The function f x 1 defines the domain as 2,3 and finds the domain of f 1 x 2

Solution: The domain is defined by the function f(x+1) as [-2,3], therefore: -2<=x<=3 -1<=x+1<=4

That is, f(x) defines the domain as [-1,4], which in turn makes -1<=1 x+2<=4 x<=-1 3 or x>=1 2

So the function f(1 x+2) defines the domain as (- 1 3]u[1 2,+ I hope it can help you o( o

The function f(x+1) defines the domain.

is [-2,3], i.e. -2 x 3

1≤x+1≤4

So -1 1 x +2 4

1.1 x +2 -1 1 x +3 0 (3x+1) x 0 to get x -1 3 or x>0

2. 1/x +2≤4 1/x -2≤0 (-2x+1)/x≤0 (2x-1)/x≥0

Solve x<0 or x 1 2

In summary: x -1 3 or x 1 2

This is the defined domain you are looking for.

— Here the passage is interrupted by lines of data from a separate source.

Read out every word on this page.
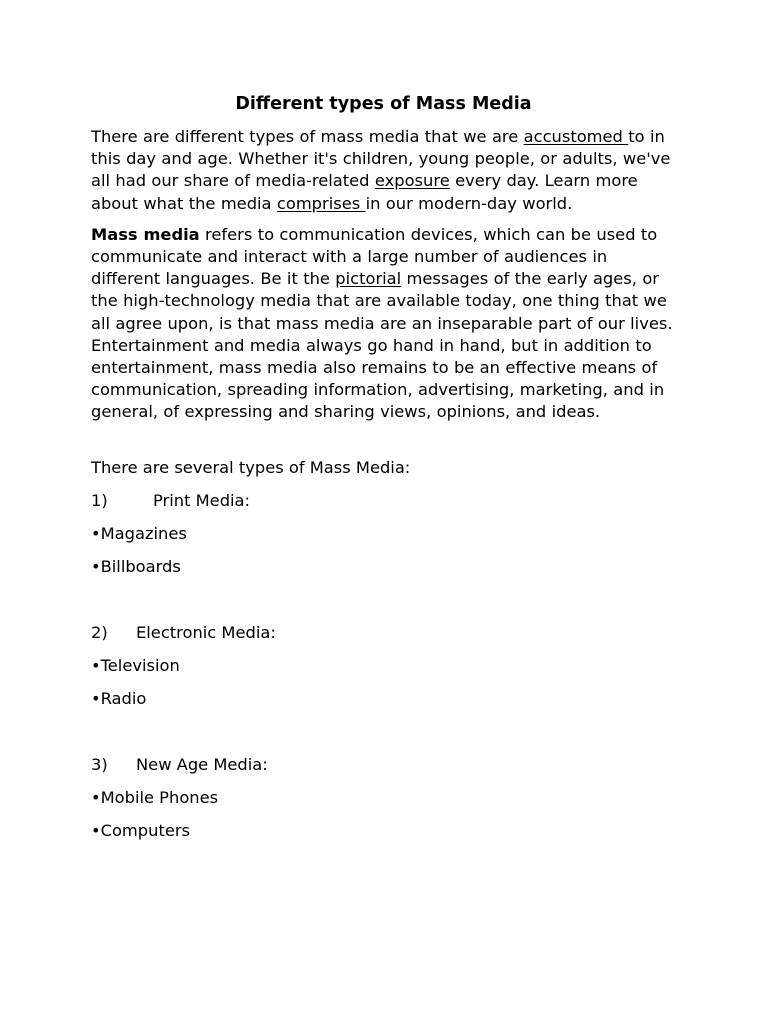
Different types of Mass Media

There are different types of mass media that we are accustomed to in this day and age. Whether it's children, young people, or adults, we've all had our share of media-related exposure every day. Learn more about what the media comprises in our modern-day world.

Mass media refers to communication devices, which can be used to communicate and interact with a large number of audiences in different languages. Be it the pictorial messages of the early ages, or the high-technology media that are available today, one thing that we all agree upon, is that mass media are an inseparable part of our lives. Entertainment and media always go hand in hand, but in addition to entertainment, mass media also remains to be an effective means of communication, spreading information, advertising, marketing, and in general, of expressing and sharing views, opinions, and ideas.

There are several types of Mass Media:

1)	Print Media:

•Magazines

•Billboards

2) Electronic Media:

•Television

•Radio

3) New Age Media:

•Mobile Phones

•Computers
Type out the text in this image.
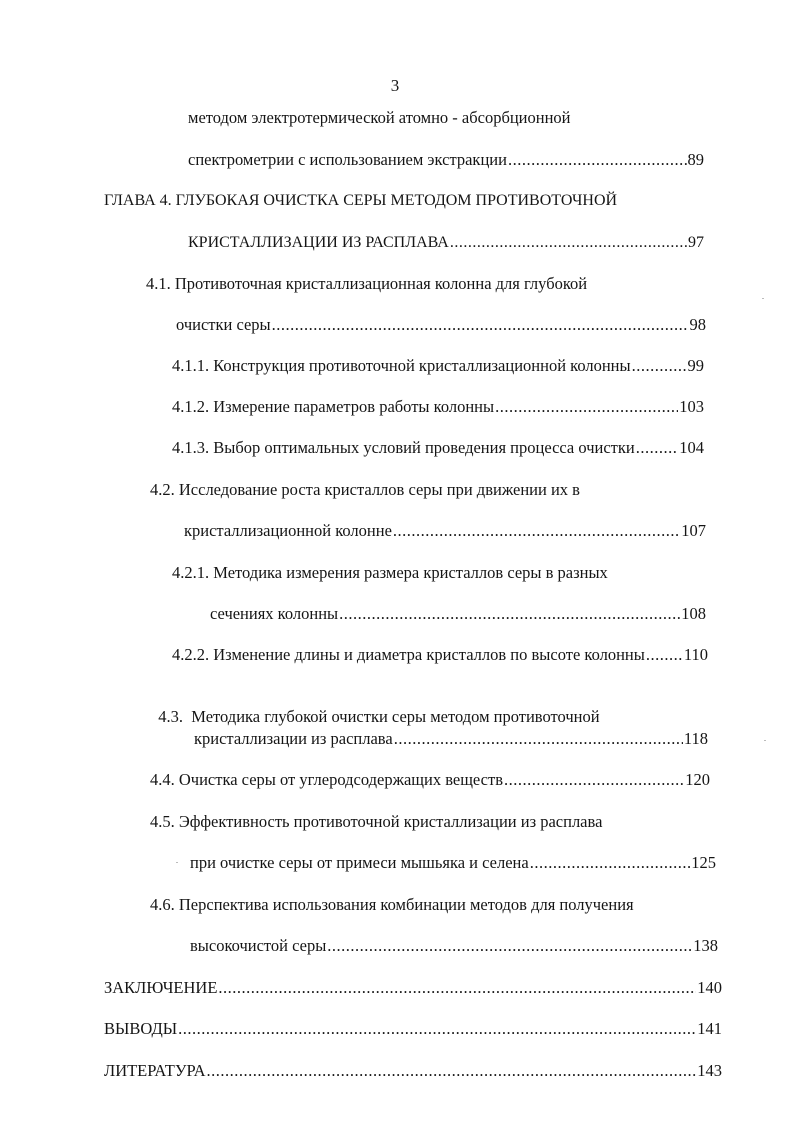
3
методом электротермической атомно - абсорбционной
спектрометрии с использованием экстракции .....	89
ГЛАВА 4. ГЛУБОКАЯ ОЧИСТКА СЕРЫ МЕТОДОМ ПРОТИВОТОЧНОЙ
КРИСТАЛЛИЗАЦИИ ИЗ РАСПЛАВА .....	97
4.1. Противоточная кристаллизационная колонна для глубокой
очистки серы .....	98
4.1.1. Конструкция противоточной кристаллизационной колонны .....	99
4.1.2. Измерение параметров работы колонны .....	103
4.1.3. Выбор оптимальных условий проведения процесса очистки .....	104
4.2. Исследование роста кристаллов серы при движении их в
кристаллизационной колонне .....	107
4.2.1. Методика измерения размера кристаллов серы в разных
сечениях колонны .....	108
4.2.2. Изменение длины и диаметра кристаллов по высоте колонны ..... 110

4.3.  Методика глубокой очистки серы методом противоточной

кристаллизации из расплава .....	118
4.4. Очистка серы от углеродсодержащих веществ .....	120
4.5. Эффективность противоточной кристаллизации из расплава
при очистке серы от примеси мышьяка и селена .....	125
4.6. Перспектива использования комбинации методов для получения
высокочистой серы .....	138
ЗАКЛЮЧЕНИЕ .....	140
ВЫВОДЫ .....	141
ЛИТЕРАТУРА .....	143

The function f(x+1) defines the domain as [-2,3], then there is -1 x+1 4

So -1 1 x +2 4 => x 1 3 , x 0;x 0, x 1 2, the intersection of the three obtains: x 1 3 or x 1 2.

Therefore, the answer to this question should be: x 1 3 or x 1 2.

The domain of the solution is defined by the function f(x+1) as follows: [Zaowei-2,3], that is, the range of x is [-2,3], so the range of x+1 is [-1,4], so the range of f is [-1,4], so in the function f(2x 2 2), the range of 2x 2 2 is [-1,4], i.e., -1, 2x 2, 2 4, i.e., 1 2 x 2, 3, i.e., 2 2 x 3, or - 3 x - 2 2....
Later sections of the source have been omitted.